As I’ve mentioned before, the first iteration of this blog was to keep people informed on my life in the city, which was my attempt to “make it big” as a lifestyle writer. Then, I shifted gears a little bit, writing as a way to process my emotions. Through this pivot, I was able to control the narrative and keep people at just the right distance. I’d created a false sense of that community of trustworthy friends mentioned above.

Now that I’m back, I hope this can be a platform to really share my story. So, what is it?

I’m a preacher’s kid from Mississippi, who has been saved by grace through Christ. I’ve experienced shame as it relates to a “need to perform.” Specifically, Satan trips me up 1) physically, as it relates to body image and strength; 2) socially, as it relates to popularity and friendships; 3) mentally, as it relates to vocational calling and skill; and 4) emotionally, as it relates to identity, purity, and being loved.

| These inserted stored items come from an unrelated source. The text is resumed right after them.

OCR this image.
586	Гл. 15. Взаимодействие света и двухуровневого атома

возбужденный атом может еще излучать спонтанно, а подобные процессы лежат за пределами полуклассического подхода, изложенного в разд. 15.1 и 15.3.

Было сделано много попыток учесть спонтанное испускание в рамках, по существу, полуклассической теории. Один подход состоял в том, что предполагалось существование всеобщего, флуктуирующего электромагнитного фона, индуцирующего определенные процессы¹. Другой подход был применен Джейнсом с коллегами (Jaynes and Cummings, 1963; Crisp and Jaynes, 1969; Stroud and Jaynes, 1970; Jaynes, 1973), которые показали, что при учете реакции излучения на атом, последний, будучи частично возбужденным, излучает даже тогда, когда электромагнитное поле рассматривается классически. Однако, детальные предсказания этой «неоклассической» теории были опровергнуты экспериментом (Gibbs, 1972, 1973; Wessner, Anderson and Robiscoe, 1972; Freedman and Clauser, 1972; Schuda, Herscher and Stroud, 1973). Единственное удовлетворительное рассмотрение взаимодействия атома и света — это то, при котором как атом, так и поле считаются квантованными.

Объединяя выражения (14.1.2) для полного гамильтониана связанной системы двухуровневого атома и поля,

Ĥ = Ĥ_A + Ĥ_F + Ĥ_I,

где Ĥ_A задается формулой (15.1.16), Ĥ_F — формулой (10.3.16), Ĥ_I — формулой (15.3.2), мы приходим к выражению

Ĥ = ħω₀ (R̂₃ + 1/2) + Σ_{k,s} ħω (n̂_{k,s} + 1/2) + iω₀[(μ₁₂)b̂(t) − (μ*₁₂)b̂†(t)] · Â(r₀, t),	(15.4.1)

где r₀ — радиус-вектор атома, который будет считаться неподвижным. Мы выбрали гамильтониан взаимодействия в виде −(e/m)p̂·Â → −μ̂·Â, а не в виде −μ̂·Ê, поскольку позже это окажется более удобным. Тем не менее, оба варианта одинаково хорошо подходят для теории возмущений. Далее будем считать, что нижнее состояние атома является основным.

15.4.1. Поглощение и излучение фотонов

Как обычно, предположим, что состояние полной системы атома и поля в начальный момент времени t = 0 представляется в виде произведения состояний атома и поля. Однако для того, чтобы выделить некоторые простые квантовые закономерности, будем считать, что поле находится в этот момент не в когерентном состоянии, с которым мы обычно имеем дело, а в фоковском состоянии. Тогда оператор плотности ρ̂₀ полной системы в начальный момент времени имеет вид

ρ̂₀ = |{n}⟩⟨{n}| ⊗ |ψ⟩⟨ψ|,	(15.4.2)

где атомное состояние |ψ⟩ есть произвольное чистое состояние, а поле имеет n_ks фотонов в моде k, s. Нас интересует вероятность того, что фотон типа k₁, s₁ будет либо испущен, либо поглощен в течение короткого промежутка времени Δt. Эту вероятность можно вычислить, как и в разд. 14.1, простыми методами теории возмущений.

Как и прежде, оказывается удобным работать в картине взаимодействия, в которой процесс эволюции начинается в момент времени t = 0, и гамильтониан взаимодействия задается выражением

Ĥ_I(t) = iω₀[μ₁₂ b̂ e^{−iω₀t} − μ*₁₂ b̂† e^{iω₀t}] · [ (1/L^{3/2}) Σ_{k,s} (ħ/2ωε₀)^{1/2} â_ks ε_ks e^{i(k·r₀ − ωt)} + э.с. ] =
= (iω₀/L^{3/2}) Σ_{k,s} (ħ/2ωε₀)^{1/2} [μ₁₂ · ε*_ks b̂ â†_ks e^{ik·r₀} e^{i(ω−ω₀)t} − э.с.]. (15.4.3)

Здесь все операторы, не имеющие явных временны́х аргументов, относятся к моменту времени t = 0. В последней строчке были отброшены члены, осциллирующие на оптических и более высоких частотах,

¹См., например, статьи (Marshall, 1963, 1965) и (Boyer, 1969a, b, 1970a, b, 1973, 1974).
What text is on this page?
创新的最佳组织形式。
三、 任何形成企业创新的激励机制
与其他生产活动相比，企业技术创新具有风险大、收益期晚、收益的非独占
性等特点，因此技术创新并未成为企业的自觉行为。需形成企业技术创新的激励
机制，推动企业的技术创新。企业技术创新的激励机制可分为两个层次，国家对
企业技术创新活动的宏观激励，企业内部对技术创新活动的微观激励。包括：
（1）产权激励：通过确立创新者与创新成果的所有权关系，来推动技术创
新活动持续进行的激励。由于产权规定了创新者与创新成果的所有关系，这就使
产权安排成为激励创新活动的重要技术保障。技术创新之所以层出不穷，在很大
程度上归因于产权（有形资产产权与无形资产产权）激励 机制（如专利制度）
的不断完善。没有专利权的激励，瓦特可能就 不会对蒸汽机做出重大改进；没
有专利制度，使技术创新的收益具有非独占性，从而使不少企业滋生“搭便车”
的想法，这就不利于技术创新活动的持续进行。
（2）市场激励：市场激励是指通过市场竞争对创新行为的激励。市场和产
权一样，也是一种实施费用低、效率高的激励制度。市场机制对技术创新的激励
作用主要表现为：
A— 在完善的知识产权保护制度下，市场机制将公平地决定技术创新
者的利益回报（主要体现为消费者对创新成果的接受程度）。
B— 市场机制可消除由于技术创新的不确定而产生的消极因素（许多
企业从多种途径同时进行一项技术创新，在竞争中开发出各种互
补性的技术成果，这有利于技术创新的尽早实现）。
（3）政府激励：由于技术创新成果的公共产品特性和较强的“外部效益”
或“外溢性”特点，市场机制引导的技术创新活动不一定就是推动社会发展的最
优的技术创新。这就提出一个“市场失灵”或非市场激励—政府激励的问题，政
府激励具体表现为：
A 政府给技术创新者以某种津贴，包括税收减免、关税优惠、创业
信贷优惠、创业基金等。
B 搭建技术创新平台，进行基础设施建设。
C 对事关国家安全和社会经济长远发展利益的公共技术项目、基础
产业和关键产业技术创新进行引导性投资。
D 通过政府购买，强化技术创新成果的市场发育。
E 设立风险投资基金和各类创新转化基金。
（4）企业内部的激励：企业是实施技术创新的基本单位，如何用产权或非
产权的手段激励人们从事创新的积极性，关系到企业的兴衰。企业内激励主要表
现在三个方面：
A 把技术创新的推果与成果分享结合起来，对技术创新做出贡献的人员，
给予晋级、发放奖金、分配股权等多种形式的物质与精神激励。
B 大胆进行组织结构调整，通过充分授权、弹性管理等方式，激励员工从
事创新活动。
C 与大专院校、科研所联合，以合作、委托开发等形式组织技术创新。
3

I believe there is power in sharing our stories, for it brings glory to God and brings shame into the light. It’s difficult, but hiding hurts even more because it leads to deeper and deeper isolation. I can’t promise immediate “results” by sharing your story, but I do believe God wants us to boldly do it. I believe He already knows it, wants to redeem it, and equips us to share it with others in a way that uplifts. We just have to trust Him.

Through God, His saving power, and gift of empathy, the shame cycle can end. Will we let it?